Billionaire businessman Donald Trump has won New Hampshire's Republican primary, and Democratic Senator Bernie Sanders has beaten Hillary Clinton, US TV networks say.
Trump's win solidifies his front-runner status in the race to be the party's White House nominee for the November 8 election.
The reality television star's untraditional campaign has been marked by calls to deport illegal immigrants and temporarily ban Muslims from entering the United States.
Sanders, who describes himself as a democratic socialist, has called for eradicating income inequality, breaking up the big banks and providing free college tuition.
He had 58 percent of the vote based on about 15 percent of the vote, ahead of former Secretary of State Clinton, the perceived front-runner nationally, who had 40 percent, CNN said.
"You can be certain that our victory tonight will prompt a desperate response from the nation's financial elite and the political establishment who want to stop our campaign to transform America," Sanders said in an email to supporters.

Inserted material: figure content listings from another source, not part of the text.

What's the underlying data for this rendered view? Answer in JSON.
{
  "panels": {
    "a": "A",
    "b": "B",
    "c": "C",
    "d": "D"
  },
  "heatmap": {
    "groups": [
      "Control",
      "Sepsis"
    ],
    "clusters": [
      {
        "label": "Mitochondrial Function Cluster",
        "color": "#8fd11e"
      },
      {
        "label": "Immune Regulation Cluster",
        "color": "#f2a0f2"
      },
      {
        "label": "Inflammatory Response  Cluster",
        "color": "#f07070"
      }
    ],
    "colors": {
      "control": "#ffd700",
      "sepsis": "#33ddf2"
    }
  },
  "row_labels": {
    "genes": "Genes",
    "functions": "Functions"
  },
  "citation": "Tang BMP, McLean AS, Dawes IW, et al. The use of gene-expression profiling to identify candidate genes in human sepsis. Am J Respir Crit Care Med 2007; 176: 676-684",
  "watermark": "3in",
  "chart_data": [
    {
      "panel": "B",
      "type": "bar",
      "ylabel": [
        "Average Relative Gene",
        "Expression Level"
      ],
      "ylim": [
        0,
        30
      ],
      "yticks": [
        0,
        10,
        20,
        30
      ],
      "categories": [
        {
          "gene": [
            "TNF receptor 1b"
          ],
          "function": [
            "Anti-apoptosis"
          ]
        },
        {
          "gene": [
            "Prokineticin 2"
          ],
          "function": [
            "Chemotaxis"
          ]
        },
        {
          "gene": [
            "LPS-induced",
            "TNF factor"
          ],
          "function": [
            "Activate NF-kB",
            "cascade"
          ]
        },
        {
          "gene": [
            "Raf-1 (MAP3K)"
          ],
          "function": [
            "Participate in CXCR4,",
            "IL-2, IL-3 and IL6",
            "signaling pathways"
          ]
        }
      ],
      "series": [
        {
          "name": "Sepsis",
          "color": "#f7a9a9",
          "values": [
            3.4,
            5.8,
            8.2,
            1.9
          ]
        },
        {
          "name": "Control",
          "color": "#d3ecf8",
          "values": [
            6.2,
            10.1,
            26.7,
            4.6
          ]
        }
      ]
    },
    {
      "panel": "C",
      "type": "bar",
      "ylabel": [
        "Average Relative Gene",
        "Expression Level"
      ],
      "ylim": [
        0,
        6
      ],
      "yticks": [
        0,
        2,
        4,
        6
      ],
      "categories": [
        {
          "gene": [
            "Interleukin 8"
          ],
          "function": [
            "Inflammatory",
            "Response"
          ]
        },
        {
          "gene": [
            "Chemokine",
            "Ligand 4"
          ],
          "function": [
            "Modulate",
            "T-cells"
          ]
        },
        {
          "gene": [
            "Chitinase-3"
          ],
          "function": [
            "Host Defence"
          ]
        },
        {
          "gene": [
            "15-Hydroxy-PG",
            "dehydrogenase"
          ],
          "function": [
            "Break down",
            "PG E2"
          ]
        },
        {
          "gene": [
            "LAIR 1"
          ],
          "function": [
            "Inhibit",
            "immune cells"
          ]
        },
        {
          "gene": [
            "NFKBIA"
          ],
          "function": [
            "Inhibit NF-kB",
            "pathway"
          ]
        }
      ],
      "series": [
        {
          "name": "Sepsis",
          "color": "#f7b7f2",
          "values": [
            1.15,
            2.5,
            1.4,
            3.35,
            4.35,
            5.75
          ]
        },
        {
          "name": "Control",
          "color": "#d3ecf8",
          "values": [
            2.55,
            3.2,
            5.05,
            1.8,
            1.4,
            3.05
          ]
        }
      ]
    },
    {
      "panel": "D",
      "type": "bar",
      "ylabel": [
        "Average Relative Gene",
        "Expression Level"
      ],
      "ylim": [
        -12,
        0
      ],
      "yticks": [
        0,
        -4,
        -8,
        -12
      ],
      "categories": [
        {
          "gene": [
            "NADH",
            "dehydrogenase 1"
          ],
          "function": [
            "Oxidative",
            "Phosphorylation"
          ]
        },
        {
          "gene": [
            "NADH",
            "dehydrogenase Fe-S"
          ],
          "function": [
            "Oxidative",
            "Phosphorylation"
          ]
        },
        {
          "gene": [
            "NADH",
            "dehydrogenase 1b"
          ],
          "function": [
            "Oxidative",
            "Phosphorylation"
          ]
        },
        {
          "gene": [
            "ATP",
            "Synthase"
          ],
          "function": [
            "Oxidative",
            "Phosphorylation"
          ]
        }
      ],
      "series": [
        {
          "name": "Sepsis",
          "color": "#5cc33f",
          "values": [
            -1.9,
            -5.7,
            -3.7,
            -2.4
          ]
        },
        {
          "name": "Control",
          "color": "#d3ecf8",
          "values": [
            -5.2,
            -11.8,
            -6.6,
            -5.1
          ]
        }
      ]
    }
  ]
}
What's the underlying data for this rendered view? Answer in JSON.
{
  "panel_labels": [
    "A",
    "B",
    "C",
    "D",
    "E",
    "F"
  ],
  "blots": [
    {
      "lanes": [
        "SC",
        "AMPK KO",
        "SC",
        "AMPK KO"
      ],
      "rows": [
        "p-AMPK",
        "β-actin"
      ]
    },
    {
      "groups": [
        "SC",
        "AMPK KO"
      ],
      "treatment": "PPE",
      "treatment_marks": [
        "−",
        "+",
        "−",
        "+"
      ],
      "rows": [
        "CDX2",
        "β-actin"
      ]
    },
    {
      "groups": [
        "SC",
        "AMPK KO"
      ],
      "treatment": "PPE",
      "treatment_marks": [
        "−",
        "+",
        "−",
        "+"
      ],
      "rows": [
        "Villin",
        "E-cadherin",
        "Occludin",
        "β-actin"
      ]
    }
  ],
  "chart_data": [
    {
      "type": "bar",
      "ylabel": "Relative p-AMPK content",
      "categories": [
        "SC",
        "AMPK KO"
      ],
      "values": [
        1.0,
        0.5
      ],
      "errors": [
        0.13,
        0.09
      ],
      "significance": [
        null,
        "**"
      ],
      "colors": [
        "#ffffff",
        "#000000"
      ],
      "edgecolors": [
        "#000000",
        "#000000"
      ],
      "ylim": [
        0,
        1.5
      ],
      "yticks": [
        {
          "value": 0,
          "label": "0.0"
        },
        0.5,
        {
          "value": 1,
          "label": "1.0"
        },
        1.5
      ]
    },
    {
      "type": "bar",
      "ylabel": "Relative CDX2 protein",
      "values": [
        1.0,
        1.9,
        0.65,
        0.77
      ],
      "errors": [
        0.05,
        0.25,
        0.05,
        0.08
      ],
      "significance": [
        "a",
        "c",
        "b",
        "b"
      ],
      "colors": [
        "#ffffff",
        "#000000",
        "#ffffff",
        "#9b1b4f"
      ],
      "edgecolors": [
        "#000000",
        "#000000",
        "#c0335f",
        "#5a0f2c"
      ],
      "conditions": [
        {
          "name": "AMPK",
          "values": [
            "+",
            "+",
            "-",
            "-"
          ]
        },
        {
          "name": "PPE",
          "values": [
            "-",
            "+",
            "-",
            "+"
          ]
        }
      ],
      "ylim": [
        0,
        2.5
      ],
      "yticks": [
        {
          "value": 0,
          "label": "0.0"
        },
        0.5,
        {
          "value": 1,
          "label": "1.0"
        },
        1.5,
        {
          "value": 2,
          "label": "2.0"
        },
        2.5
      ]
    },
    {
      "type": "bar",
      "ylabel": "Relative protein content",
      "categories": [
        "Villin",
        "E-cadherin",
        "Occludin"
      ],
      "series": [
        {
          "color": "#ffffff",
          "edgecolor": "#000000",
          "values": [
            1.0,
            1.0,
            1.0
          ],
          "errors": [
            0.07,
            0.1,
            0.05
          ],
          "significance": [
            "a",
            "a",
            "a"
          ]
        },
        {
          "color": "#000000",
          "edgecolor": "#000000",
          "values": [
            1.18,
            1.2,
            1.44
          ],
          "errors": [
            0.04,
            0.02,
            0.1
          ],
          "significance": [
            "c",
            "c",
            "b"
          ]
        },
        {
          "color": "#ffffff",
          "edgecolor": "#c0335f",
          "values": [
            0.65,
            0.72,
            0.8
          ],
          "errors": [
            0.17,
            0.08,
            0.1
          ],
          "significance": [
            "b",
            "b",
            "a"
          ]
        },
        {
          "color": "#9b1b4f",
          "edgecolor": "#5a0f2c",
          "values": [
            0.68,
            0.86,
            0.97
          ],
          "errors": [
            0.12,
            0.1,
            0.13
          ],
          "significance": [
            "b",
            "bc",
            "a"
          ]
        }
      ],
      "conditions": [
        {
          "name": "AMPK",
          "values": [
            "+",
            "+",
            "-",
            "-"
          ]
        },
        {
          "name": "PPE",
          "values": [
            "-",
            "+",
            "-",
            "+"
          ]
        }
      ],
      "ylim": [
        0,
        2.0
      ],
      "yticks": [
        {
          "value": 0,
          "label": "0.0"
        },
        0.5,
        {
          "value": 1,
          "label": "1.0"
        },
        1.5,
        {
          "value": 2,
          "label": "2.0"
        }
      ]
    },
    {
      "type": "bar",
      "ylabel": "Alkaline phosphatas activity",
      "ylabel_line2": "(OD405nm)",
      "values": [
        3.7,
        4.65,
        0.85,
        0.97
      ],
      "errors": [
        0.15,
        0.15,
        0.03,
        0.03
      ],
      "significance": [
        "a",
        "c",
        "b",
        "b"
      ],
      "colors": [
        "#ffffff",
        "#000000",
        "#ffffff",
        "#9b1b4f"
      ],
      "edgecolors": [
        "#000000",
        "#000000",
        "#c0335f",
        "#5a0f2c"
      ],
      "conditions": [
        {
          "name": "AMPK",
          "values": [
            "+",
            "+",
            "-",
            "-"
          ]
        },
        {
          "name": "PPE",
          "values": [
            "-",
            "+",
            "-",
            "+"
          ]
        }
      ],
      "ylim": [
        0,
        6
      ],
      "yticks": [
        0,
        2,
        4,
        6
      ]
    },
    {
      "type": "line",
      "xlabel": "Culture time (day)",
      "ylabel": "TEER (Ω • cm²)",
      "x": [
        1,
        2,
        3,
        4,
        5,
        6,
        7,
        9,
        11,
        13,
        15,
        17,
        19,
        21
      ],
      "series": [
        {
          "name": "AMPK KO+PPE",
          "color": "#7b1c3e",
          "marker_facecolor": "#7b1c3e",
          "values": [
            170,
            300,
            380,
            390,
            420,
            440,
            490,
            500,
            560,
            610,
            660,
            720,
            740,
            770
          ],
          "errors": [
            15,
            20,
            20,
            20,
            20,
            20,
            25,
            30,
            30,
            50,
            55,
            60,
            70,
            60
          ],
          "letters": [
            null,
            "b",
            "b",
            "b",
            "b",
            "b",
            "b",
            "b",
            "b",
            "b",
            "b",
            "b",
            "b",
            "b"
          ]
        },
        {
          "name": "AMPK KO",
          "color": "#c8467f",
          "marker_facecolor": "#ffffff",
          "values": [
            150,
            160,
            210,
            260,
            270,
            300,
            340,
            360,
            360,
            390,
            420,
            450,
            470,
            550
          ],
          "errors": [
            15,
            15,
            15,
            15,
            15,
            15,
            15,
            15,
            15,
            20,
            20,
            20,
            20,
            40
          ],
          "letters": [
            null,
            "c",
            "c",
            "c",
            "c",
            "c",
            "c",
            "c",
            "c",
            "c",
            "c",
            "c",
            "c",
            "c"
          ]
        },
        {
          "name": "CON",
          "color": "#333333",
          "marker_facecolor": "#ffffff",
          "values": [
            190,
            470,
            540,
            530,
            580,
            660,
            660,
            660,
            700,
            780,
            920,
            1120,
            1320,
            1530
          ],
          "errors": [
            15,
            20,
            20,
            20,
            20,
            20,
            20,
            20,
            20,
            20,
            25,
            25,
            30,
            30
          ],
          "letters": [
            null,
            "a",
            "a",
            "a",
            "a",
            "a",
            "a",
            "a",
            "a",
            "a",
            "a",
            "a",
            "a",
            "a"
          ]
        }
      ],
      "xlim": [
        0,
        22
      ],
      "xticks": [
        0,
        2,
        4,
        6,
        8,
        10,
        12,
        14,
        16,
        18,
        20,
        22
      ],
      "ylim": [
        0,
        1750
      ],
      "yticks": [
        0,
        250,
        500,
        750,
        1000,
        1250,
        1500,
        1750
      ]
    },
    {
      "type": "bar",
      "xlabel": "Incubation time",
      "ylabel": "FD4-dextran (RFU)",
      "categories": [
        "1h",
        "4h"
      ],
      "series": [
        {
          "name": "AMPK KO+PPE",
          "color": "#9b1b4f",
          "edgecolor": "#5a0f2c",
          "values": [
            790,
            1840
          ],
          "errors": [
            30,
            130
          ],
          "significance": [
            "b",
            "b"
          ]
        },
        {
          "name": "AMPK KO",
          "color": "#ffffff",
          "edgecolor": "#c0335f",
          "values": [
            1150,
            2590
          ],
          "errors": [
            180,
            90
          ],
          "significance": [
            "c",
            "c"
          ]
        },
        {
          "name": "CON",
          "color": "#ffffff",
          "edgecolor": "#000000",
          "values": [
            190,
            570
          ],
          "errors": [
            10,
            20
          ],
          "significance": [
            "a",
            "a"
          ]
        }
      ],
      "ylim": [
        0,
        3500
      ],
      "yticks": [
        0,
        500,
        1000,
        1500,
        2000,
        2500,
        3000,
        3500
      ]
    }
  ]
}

In a statement Clinton's campaign acknowledged it had lost in New Hampshire, campaign manager Robby Mook said in a memo they had "split" the first two nominating contests - Clinton won Iowa last week - and said the Democratic nomination would "very likely" be decided in March.
The Clinton campaign said the support of black and Hispanic voters would be key to victory. The next primary races are in Nevada and South Carolina later this month.
"It will be very difficult, if not impossible, for a Democrat to win the nomination without strong levels of support among African-American and Hispanic voters," Mook wrote in a memo titled "March Matters."
"The nomination will very likely be won in March, not February, and we believe that Hillary Clinton is well positioned to build a strong - potentially insurmountable - delegate lead next month," he said.
Some 40 minutes after polls closed, Trump was in first place with 34 percent of the early vote.
Ohio Governor John Kasich, who staked the viability of his campaign on the New Hampshire outcome, was in second place with 16 percent, CNN said, based on an estimated 12 percent of returns.
A logjam of Republican candidates were in a dead heat for third place. Former Florida Governor Jeb Bush, the son and brother of former presidents, had 12 percent; US Senator Ted Cruz of Texas, who won the Iowa caucus last week, had 11 percent, and US Senator Marco Rubio of Florida had 10 percent.